Rift Valley Fever Research in Kenya

Dr Mark Nanyingi is a postdoctoral research associate at the School of Public Health at the University of Nairobi and holds an honorary appointment at the Institute of Infection and Global Health, University of Liverpool. He is an infectious disease epidemiologist with a focus on One Health and modelling of zoonotic diseases.

Globally, zoonotic diseases continue to impact negatively on public health, the livestock sector and economies. In Kenya, there have been multisectoral efforts to generate information on zoonoses through evidence-based research that in turn supports and guides the government’s prevention and control strategies. For the last decade, Dr Nanyingi has been working closely with the Zoonotic Disease Unit (ZDU), which is Kenya’s One Health coordinating office between the ministries of health and livestock. In 2015, as part of a multi-disciplinary team of experts, Dr Nanyingi used using a semi-quantitative One Health Zoonotic Disease Prioritization tool developed by the Centres for Disease Control and Prevention to prioritise 36 zoonotic diseases based on severity of illness in humans, epidemic potential, socio-economic burden, prevalence/incidence and availability of interventions. The top five Priority Zoonotic Diseases (PZD) were Anthrax, Trypanosomiasis, Rabies, Brucellosis and Rift Valley fever (Munyua et al., 2016). Under the HORN project, Dr Nanyingi is engaged in operational research and development of strategic frameworks for some of these diseases, and most recently has focused on Rift Valley Fever.

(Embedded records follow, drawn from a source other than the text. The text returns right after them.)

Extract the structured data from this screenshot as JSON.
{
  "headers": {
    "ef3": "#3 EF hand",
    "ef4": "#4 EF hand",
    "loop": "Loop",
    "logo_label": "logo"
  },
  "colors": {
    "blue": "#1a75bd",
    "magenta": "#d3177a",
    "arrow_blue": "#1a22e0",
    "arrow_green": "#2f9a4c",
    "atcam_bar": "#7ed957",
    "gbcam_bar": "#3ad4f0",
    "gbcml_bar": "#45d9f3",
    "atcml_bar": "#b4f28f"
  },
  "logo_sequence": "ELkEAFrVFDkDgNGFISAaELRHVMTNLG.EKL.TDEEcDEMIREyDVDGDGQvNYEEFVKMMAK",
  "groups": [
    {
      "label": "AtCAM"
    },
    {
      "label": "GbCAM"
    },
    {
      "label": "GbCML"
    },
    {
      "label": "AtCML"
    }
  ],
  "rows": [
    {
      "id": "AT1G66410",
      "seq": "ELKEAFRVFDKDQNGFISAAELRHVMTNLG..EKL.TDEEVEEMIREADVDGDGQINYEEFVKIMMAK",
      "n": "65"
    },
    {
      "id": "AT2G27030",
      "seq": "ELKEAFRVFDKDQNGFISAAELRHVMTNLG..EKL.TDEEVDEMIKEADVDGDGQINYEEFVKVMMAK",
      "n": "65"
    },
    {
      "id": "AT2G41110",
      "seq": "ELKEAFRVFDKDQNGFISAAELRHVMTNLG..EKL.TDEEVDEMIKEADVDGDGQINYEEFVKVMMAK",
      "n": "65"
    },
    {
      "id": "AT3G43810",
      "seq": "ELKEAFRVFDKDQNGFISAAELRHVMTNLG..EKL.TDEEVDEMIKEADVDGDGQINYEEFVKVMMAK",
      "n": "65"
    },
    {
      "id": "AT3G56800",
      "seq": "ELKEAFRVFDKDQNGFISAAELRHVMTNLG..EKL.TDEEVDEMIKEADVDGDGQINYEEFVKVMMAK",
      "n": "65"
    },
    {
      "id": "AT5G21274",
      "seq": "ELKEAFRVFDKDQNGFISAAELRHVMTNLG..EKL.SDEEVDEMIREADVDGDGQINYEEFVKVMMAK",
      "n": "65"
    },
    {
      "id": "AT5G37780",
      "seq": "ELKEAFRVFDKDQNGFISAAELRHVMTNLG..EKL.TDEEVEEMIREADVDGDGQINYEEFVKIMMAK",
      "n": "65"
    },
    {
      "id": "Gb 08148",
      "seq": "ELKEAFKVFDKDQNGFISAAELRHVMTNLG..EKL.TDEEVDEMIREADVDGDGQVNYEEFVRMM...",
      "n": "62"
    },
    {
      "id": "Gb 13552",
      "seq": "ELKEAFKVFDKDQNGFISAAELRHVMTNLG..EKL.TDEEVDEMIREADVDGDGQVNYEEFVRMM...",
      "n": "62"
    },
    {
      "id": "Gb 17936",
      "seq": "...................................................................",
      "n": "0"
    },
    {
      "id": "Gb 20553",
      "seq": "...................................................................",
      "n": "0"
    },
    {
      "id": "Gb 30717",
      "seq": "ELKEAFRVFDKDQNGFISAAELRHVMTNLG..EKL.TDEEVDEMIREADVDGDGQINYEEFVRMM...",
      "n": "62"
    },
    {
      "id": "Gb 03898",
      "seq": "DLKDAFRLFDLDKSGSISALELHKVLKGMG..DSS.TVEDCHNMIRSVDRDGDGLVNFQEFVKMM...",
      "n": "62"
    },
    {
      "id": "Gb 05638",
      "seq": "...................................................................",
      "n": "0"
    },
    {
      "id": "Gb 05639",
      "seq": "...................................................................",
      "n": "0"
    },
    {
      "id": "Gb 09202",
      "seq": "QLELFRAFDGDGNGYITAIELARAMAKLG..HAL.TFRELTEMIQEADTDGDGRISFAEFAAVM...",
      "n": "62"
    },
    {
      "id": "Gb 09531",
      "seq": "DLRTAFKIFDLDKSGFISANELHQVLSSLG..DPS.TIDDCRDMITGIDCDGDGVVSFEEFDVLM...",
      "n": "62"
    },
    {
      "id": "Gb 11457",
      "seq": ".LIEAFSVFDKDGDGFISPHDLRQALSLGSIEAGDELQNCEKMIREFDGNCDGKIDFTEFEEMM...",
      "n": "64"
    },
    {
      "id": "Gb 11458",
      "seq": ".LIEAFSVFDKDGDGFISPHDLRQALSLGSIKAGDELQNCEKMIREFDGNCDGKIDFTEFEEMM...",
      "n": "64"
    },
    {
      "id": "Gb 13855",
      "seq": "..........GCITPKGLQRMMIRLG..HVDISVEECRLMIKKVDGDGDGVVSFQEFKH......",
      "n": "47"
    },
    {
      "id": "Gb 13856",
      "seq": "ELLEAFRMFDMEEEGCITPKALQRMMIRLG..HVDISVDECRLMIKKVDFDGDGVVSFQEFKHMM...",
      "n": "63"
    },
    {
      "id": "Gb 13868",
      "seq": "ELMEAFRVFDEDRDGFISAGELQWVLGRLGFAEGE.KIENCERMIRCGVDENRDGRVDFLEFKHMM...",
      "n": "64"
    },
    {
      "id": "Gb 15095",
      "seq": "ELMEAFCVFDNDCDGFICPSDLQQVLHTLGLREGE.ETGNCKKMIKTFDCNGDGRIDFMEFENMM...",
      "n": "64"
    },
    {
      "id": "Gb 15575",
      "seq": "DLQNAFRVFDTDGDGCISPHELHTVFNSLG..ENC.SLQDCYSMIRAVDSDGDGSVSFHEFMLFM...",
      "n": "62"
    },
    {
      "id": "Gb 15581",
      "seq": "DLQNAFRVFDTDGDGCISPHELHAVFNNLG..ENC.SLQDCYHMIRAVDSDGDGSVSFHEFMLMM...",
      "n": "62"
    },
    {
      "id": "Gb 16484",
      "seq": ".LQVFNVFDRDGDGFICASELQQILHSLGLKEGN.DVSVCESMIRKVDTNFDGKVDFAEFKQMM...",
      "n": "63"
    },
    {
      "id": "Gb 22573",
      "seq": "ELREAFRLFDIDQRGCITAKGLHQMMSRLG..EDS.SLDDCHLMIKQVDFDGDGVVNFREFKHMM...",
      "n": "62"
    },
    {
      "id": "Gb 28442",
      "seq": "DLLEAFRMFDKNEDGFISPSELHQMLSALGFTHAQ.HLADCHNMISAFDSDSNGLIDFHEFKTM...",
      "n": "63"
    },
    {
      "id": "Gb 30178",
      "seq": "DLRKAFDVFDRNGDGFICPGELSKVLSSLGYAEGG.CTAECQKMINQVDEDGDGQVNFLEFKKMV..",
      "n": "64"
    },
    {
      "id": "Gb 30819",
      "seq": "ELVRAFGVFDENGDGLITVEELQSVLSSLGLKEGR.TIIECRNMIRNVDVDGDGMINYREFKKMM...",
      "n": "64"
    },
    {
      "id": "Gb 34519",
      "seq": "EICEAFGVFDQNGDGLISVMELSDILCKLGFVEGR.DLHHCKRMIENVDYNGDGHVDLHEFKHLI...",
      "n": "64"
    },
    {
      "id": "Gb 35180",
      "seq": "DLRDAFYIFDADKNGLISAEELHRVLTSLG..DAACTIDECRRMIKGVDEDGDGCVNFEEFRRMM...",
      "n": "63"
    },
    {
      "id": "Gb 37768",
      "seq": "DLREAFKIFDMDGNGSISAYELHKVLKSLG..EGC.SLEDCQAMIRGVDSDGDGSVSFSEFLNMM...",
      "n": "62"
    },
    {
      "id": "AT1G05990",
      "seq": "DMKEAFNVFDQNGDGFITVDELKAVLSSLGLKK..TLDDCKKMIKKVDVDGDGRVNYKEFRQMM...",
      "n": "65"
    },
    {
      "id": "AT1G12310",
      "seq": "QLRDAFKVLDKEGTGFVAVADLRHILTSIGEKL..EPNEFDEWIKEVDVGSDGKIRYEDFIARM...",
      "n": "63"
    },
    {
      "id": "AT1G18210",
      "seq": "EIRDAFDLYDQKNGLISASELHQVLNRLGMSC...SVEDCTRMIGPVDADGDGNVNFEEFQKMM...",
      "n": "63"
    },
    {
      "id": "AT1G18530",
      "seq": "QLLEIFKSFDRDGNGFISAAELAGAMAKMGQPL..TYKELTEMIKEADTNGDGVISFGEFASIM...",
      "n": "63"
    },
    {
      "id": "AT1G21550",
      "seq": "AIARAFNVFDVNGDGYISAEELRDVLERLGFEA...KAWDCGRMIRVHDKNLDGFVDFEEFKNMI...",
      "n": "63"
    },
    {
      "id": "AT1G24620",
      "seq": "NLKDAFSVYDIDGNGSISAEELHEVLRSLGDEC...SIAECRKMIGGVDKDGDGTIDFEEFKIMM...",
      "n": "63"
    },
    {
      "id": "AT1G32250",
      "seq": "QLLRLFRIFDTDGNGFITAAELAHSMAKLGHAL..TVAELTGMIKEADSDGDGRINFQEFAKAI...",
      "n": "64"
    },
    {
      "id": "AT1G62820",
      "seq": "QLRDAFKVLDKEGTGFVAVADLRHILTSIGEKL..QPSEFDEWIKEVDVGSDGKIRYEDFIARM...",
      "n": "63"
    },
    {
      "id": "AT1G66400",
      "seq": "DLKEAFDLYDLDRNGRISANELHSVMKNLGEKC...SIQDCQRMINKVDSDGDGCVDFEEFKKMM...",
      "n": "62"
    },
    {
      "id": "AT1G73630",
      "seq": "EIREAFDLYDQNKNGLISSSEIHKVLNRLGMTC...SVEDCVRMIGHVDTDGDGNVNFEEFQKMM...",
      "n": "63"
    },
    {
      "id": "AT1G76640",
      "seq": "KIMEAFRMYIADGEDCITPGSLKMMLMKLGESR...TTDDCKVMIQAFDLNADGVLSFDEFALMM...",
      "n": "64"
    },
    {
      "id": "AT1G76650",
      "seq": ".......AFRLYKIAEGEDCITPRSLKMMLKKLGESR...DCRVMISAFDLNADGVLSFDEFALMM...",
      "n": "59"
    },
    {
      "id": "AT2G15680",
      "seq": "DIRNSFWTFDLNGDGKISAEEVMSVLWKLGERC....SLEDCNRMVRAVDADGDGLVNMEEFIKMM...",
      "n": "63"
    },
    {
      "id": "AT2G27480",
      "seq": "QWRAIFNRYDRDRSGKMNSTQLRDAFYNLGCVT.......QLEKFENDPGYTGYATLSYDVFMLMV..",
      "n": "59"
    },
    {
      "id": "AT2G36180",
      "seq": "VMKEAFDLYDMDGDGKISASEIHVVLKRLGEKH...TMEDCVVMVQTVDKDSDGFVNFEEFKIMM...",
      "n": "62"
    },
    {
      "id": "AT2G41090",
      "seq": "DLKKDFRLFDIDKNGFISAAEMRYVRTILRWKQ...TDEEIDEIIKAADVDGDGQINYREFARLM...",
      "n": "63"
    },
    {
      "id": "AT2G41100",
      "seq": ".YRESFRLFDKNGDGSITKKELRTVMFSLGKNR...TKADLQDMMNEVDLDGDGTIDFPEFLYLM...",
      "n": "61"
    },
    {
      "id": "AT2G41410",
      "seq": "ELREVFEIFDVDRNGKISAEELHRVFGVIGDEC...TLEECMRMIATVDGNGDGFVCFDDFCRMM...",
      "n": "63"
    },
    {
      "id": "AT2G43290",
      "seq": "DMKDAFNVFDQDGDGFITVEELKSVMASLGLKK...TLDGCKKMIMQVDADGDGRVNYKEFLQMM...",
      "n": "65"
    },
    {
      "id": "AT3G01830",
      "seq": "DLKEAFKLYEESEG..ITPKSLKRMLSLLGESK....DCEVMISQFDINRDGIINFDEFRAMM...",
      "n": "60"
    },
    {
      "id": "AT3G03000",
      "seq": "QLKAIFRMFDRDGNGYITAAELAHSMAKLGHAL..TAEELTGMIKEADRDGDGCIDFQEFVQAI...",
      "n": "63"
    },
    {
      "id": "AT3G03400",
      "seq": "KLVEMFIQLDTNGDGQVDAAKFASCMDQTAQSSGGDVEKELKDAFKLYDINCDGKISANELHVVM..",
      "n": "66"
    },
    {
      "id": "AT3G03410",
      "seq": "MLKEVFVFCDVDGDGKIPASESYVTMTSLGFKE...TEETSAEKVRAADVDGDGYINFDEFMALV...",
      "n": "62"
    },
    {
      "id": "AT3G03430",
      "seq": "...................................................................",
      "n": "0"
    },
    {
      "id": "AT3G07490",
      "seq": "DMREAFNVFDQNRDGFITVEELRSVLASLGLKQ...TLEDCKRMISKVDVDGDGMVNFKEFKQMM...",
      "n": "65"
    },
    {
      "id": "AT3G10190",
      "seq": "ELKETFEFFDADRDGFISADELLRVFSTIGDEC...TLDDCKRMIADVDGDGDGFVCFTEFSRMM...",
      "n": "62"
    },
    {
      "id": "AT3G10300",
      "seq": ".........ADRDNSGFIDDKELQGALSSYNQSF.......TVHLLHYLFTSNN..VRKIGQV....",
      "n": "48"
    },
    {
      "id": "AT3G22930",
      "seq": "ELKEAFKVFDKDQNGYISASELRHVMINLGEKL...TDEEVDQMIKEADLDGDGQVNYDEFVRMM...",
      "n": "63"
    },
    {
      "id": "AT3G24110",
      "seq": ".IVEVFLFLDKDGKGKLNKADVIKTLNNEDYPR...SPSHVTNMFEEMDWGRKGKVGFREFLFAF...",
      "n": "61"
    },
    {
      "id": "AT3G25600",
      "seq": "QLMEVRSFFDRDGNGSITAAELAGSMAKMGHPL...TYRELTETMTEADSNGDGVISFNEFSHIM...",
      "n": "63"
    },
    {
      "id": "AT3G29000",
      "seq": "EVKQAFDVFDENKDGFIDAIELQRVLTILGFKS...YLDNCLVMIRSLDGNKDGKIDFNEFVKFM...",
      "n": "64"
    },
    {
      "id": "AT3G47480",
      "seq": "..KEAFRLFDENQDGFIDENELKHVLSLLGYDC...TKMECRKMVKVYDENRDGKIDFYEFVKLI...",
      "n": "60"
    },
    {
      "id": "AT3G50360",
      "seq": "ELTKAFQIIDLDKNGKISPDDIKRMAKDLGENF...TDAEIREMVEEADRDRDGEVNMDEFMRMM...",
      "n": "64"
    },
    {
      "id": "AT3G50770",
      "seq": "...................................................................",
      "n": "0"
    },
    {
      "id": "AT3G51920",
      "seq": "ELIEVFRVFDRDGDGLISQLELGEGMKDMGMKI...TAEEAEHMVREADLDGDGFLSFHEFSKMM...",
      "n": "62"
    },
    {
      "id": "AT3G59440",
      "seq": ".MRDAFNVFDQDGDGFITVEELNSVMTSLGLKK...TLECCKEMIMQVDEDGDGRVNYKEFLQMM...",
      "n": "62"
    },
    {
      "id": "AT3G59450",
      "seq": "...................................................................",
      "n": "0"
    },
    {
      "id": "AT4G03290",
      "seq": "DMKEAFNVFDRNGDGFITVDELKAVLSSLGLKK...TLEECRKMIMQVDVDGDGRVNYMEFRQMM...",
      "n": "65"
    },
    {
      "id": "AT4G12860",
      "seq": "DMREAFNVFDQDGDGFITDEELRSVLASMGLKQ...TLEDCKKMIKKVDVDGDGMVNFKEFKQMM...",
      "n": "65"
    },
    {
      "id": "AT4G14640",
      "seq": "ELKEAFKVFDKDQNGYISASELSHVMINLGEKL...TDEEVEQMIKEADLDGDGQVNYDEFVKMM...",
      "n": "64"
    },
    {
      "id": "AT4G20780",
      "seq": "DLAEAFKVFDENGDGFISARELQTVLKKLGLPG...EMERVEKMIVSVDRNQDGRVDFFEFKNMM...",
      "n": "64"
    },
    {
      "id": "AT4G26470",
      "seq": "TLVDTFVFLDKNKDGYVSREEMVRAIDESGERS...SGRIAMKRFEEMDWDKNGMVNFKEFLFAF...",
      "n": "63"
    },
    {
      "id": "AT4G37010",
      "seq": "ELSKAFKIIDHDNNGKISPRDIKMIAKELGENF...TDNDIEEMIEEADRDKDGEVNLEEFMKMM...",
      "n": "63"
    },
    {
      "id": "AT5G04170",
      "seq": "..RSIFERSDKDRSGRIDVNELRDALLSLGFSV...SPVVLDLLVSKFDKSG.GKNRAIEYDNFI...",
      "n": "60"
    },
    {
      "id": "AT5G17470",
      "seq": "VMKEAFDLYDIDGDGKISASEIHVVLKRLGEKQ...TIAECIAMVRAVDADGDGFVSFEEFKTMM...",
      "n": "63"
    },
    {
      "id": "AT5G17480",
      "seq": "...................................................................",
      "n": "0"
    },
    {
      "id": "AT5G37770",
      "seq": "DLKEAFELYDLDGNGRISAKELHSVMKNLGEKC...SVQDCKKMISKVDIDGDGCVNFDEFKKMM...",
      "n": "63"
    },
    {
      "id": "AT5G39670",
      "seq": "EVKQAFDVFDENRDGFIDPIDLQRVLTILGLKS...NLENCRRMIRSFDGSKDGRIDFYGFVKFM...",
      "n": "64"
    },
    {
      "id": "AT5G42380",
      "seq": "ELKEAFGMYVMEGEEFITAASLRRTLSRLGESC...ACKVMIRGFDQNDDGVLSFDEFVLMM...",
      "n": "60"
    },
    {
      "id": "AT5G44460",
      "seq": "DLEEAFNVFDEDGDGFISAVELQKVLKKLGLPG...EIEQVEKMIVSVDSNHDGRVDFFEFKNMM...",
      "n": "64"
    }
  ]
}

Rift Valley fever (RVF) is a vector borne, viral zoonosis that causes significant economic and public health impacts in animals and humans. Kenya has experienced several RVF outbreaks since 1931, the most notable ones being the 1997–1998 and 2006–2007 outbreaks. The occurrence of the disease is associated with heavy rainfall and flooding which provides ideal conditions for mosquito vector breeding, multiplication and disease emergence. Mosquitoes of the Aedes species are the primary vectors, while the Culex and Anopheles species and other biting flies are secondary, amplifying vectors that propagate transmission.

In June 2018, a national outbreak of RVF was declared by the Kenya Directorate of Veterinary Services, following reports of abortions and death of young sheep, camels and goats in Wajir County, located in the North Eastern part of the country. Four human deaths were reported from Wajir, characterised by febrile and haemorrhagic illness, and another human death was reported in Siaya County, in Western Kenya. All of these were confirmed by laboratory analysis at the Kenya Medical Research Institute, Nairobi.

Figure 1: Map of Selected Study Sites for RVF surveillance in Kenya

Dr Nanyingi’s current research focuses on establishing an integrated RVF One Health Surveillance system in three low endemic areas of Kenya as part of the government’s decision to support tools that will lead to faster disease detection, cost effective prevention and targeted control strategies of RVF during the interepidemic period (Oyas et al 2018). The areas of study will are Siaya, Busia and Kajiado. Busia was selected based on evidence from previous studies that documented presence of RVF in humans and animals in the Lake Victoria crescent of western Kenya (Cook et al., 2017, Grossi-Soyster et al, 2019).

This is human-animal linked cross-sectional study. Objectives include determining the seroprevalence of RVF infection in ruminants (cattle, sheep and goats) and seroprevalence and risk factors for seropositivity among febrile patients. The study further intends to characterize the distribution and diversity of potential RVF vectors while evaluating the molecular diversity of RVF Virus (RVFV) strains circulating in Kenya. Using the serological evidence we will develop spatial predictive models that will contribute to the existing risk maps for RVF in Kenya.

Using hospital-based prospective and multicentre cross-sectional surveys, febrile patients attending selected health facilities will be targeted, their clinical history will be obtained and physical examination performed on consenting patients. Blood will be collected for serological determination of RVF virus by molecular techniques. Similarly, Livestock will be sampled in the same study areas by cluster techniques, where the primary sampling unit will be a village, which comprises of several homesteads. The sampling will ensure even distribution of villages that should be within at least 10 km radius of the previous epidemic foci or seropositive areas. Blood will be collected and serum samples will be tested for antiRVF IgG antibodies. Whole Genome sequencing of the animal and human samples will be conducted to construct phylogenetic trees that may explain genetic ancestry of circulating strains with the previous outbreaks.

This study aims to identify serological evidence of RVF in humans and animals in low endemic areas that may demonstrate the subclinical circulation of RVFV. Complete genome sequences of the RVFV human and livestock strains will contribute to the understanding of the dynamics of RVFV evolution and adaptation in Kenya, and RVF risk maps and models will predict the potential areas of transmission of RVFV in Kenya.